Angelia commençait à lever les yeux au ciel, quand son frère rectifia avec amusement :
« J’avais parfaitement vu ce zeppelin. Il ne s’agissait que d’une plaisanterie. Crois-tu que père soit à son bord ? »
La petite brune sourit :
« Bien sûr. Je ressens déjà sa présence.
— Que sait-il exactement ?
— Je l’ai informé pour Vesper, ainsi que pour ta blessure. Mais ne te réjouis pas trop vite : contrairement à ta mère, il ne passera pas son temps à être aux petits soins pour toi…
— Angelia ! » protesta le jeune homme.
Vesper ne put s’empêcher de soupirer intérieurement : il restait persuadé qu’Angela aimait sincèrement son frère adoptif ; qu’elle essayait, d’une façon qui n’était certainement pas la plus adroite, de réprimer en lui les traits de caractère qu’elle appréciait le moins, même si elle les savait liés à des traumatismes profondément enfouis. La fillette considérait sans doute que personne, parmi eux, n’avait été épargné par l’existence et que le jeune homme blond n’avait qu’à se dominer. Mais ce n’était hélas pas si simple…
Il la soupçonnait par ailleurs de mettre un point d’honneur à ne faire aucun favoritisme envers son frère, dans son désir inconscient de prouver à Vesper combien elle se préoccupait de lui. La situation en devenait injuste et même s’il ne le montrait pas – ou, plutôt, s’il le montrait d’une façon trop outrancière pour être prise au sérieux –, Swan en souffrait réellement.
En fait, ce n’était pas Vesper qui avait remarqué le premier cette dynamique malsaine, mais Anha. La femme-esprit s’était révélée un bon juge de caractère.
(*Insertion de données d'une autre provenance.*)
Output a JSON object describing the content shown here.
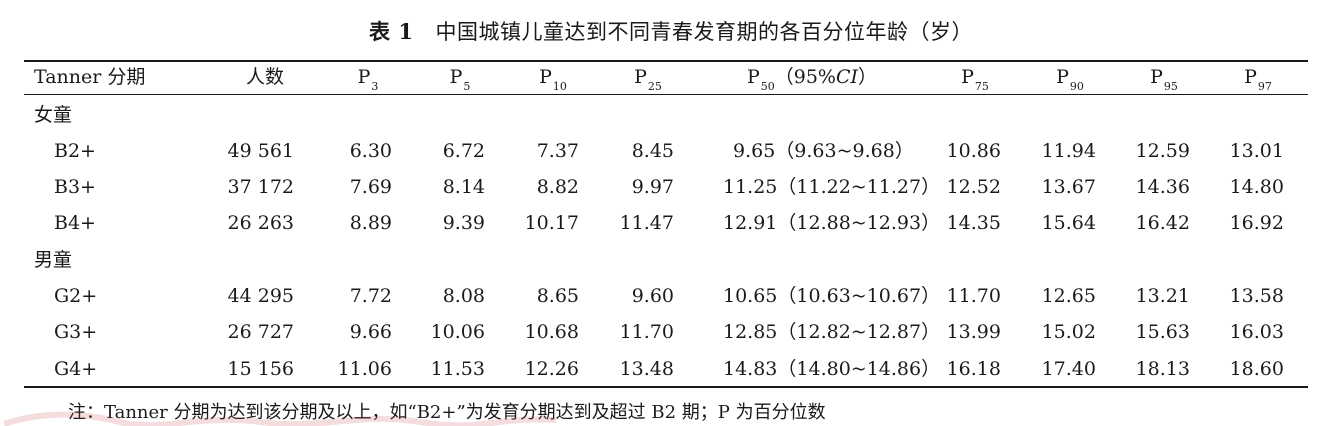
{
  "caption": {
    "label": "表 1",
    "text": "中国城镇儿童达到不同青春发育期的各百分位年龄（岁）"
  },
  "table": {
    "headers": [
      {
        "text": "Tanner 分期",
        "sub": ""
      },
      {
        "text": "人数",
        "sub": ""
      },
      {
        "text": "P",
        "sub": "3"
      },
      {
        "text": "P",
        "sub": "5"
      },
      {
        "text": "P",
        "sub": "10"
      },
      {
        "text": "P",
        "sub": "25"
      },
      {
        "text": "P",
        "sub": "50",
        "after": "（95%",
        "ci": "CI",
        "close": "）"
      },
      {
        "text": "P",
        "sub": "75"
      },
      {
        "text": "P",
        "sub": "90"
      },
      {
        "text": "P",
        "sub": "95"
      },
      {
        "text": "P",
        "sub": "97"
      }
    ],
    "groups": [
      {
        "label": "女童",
        "rows": [
          {
            "stage": "B2+",
            "n": "49 561",
            "p3": "6.30",
            "p5": "6.72",
            "p10": "7.37",
            "p25": "8.45",
            "p50": "9.65（9.63~9.68）",
            "p75": "10.86",
            "p90": "11.94",
            "p95": "12.59",
            "p97": "13.01"
          },
          {
            "stage": "B3+",
            "n": "37 172",
            "p3": "7.69",
            "p5": "8.14",
            "p10": "8.82",
            "p25": "9.97",
            "p50": "11.25（11.22~11.27）",
            "p75": "12.52",
            "p90": "13.67",
            "p95": "14.36",
            "p97": "14.80"
          },
          {
            "stage": "B4+",
            "n": "26 263",
            "p3": "8.89",
            "p5": "9.39",
            "p10": "10.17",
            "p25": "11.47",
            "p50": "12.91（12.88~12.93）",
            "p75": "14.35",
            "p90": "15.64",
            "p95": "16.42",
            "p97": "16.92"
          }
        ]
      },
      {
        "label": "男童",
        "rows": [
          {
            "stage": "G2+",
            "n": "44 295",
            "p3": "7.72",
            "p5": "8.08",
            "p10": "8.65",
            "p25": "9.60",
            "p50": "10.65（10.63~10.67）",
            "p75": "11.70",
            "p90": "12.65",
            "p95": "13.21",
            "p97": "13.58"
          },
          {
            "stage": "G3+",
            "n": "26 727",
            "p3": "9.66",
            "p5": "10.06",
            "p10": "10.68",
            "p25": "11.70",
            "p50": "12.85（12.82~12.87）",
            "p75": "13.99",
            "p90": "15.02",
            "p95": "15.63",
            "p97": "16.03"
          },
          {
            "stage": "G4+",
            "n": "15 156",
            "p3": "11.06",
            "p5": "11.53",
            "p10": "12.26",
            "p25": "13.48",
            "p50": "14.83（14.80~14.86）",
            "p75": "16.18",
            "p90": "17.40",
            "p95": "18.13",
            "p97": "18.60"
          }
        ]
      }
    ]
  },
  "note": "注：Tanner 分期为达到该分期及以上，如“B2+”为发育分期达到及超过 B2 期；P 为百分位数",
  "colors": {
    "text": "#1a1a1a",
    "rule": "#1a1a1a",
    "watermark": "#c83c46"
  }
}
Un pas vigoureux, doublé d’un raclement de gorge éloquent, attira son attention. Il se leva instinctivement en apercevant Erasmus Dolovian. Déjà, le zeppelin baissait à l’horizon, pour atterrir sur un espace dégagé en périphérique du camp. Vesper éprouvait tout à la fois de la curiosité et de la nervosité à la perspective des changements que l’arrivée de l’aérostat apporterait dans ce statu quo sécurisant. La main du directeur de Gladius Irae se posa sur son épaule valide :
« Je crois qu’il est temps d’y aller », déclara-t-il d’une voix impérieuse.
S’il inclut rapidement Angelia par un coup d’œil, il ignora la présence de Swan ; le jeune éveillé ferma les paupières et serra brièvement les mâchoires, mais Vesper fut probablement le seul à le remarquer.